Roman auf der Bühne: Münchner Schauspieler in Fürth

21.2.2020, 13:00 Uhr
Roman auf der Bühne: Münchner Schauspieler in Fürth

Was macht man aus Joachim Meyerhoffs autobiografischem Schauspieler-Roman-Bestseller, der ja von der selbstironischen Schreibe des Autors lebt? Die Münchner mit Regisseur Gil Mehmert entschieden sich für eine erzählende Inszenierung, die sehr viel Originalsprache des Buches übernimmt. Der junge Joachim (James Newton als begnadet unerwachsener Looser) muss daher neben seiner eigentlichen Rolle im Stück immer auch Ich-erzählend die Geschichte vorantreiben. Die Spielszenen selbst sind dann eher zugespitzte Sketche oder rasante Begegnungen der Protagonisten, unterstützt von einem fantasievollem Schlagzeug-Einsatz.

Hat man sich an diese slapstickartige Herangehensweise erst einmal gewöhnt, so erlebt man neben der wunderbar beobachtenden Sprache Meyerhoffs irre Charaktere in komödiantischen Szenen. Joachim kommt an die Münchner Otto-Falckenberg-Schauspielschule, wo Ende der achtziger Jahre der spielerisch-artistische Berufszugang mit Rollenspiel, Aikido und Ekstase angesagt ist. Der Bub wohnt in dieser Zeit sehr gut- und großbürgerlich bei den Münchner Großeltern. Oma, die 2004 verstorbene Inge Birkmann, lernte einst selbst die Schauspielerei – aber klassisch mit Text repetieren, konzentrieren, agieren.
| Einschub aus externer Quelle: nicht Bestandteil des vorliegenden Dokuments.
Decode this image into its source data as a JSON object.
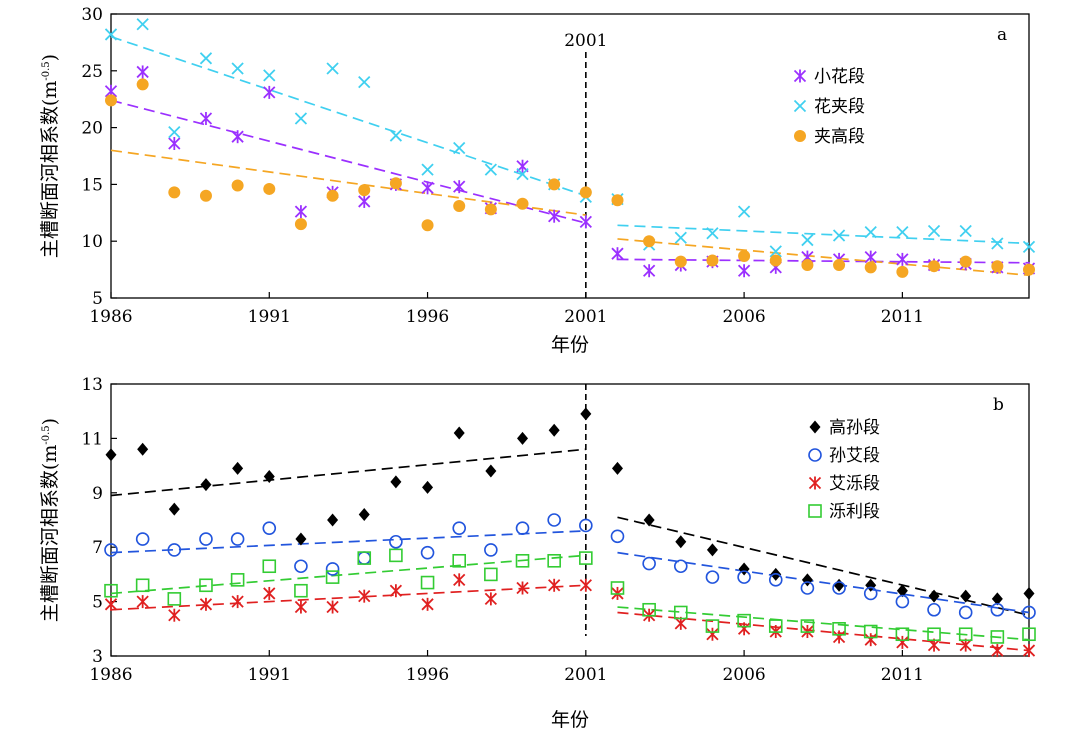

Wenn Joachim den Großeltern dann erzählt, dass er in der Schule gerade Fontanes "Effie Briest" als Nilpferd zusammenfantasieren soll, erntet er beim täglichen Nachmittags-Whisky im Wohnzimmer nur Kopfschütteln. Die Marotten, aber auch Feinsinnigkeiten des alkoholbeschwingten alten Paares spielen Lucca Züchner und Thorsten Krohn komisch und verschroben, zugleich aber doch liebenswert und klug.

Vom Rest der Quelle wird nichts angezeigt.